Monday, Feb. 23, 1948

Belated Test

When Congress passed the Taft-Hartley Act over his veto, President Truman promised that it would be enforced as written. Last week Attorney General Tom Clark belatedly set out to make good on this Administration promise. At Clark's request, a federal grand jury in Washington indicted the C.I.O. and C.I.O.'s President Phil Murray for violating the law's ban against spending union funds for political purposes.

Murray had deliberately invited prosecution. Three weeks after the law was passed last June, he signed a Page One editorial in the C.I.O. News endorsing the candidacy of Democrat Edward A. Garmatz in a special Maryland congressional election. Then he ordered 1,000 extra copies of the paper containing the editorial printed and distributed in Baltimore. Candidate Garmatz won.

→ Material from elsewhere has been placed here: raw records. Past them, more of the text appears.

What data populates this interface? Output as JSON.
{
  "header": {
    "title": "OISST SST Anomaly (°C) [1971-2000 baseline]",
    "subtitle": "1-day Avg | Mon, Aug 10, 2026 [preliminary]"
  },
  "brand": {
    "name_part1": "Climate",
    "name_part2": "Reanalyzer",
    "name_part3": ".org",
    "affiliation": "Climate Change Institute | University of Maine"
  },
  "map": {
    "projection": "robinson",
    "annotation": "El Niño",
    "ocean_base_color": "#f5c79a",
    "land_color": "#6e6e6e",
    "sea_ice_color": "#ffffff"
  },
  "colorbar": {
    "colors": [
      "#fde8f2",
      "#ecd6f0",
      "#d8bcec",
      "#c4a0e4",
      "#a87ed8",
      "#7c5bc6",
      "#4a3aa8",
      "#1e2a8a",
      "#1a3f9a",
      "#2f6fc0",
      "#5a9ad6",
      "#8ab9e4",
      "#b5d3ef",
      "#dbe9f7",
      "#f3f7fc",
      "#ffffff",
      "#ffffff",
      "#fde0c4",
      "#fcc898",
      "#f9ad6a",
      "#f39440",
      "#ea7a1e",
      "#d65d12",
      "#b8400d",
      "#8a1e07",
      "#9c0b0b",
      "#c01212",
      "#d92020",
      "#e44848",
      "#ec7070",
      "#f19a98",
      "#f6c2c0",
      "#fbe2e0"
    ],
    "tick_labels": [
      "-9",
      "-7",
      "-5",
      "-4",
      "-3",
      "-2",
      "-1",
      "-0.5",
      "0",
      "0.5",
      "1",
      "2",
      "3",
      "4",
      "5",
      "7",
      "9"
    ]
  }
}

Does this form of electioneering actually represent an illegal expenditure? The law, as written, does not specifically say so. But Bob Taft; one of its coauthors, once said on the Senate floor that the general ban on expenditures was meant to prevent labor publications from giving any editorial expression to their political preferences. In this case, cried Big Labor, the law is "a direct and unconstitutional assault" on freedom of the press. Attorney General Clark was inclined to agree. Last week, even Bob Taft admitted that the law needed clarification.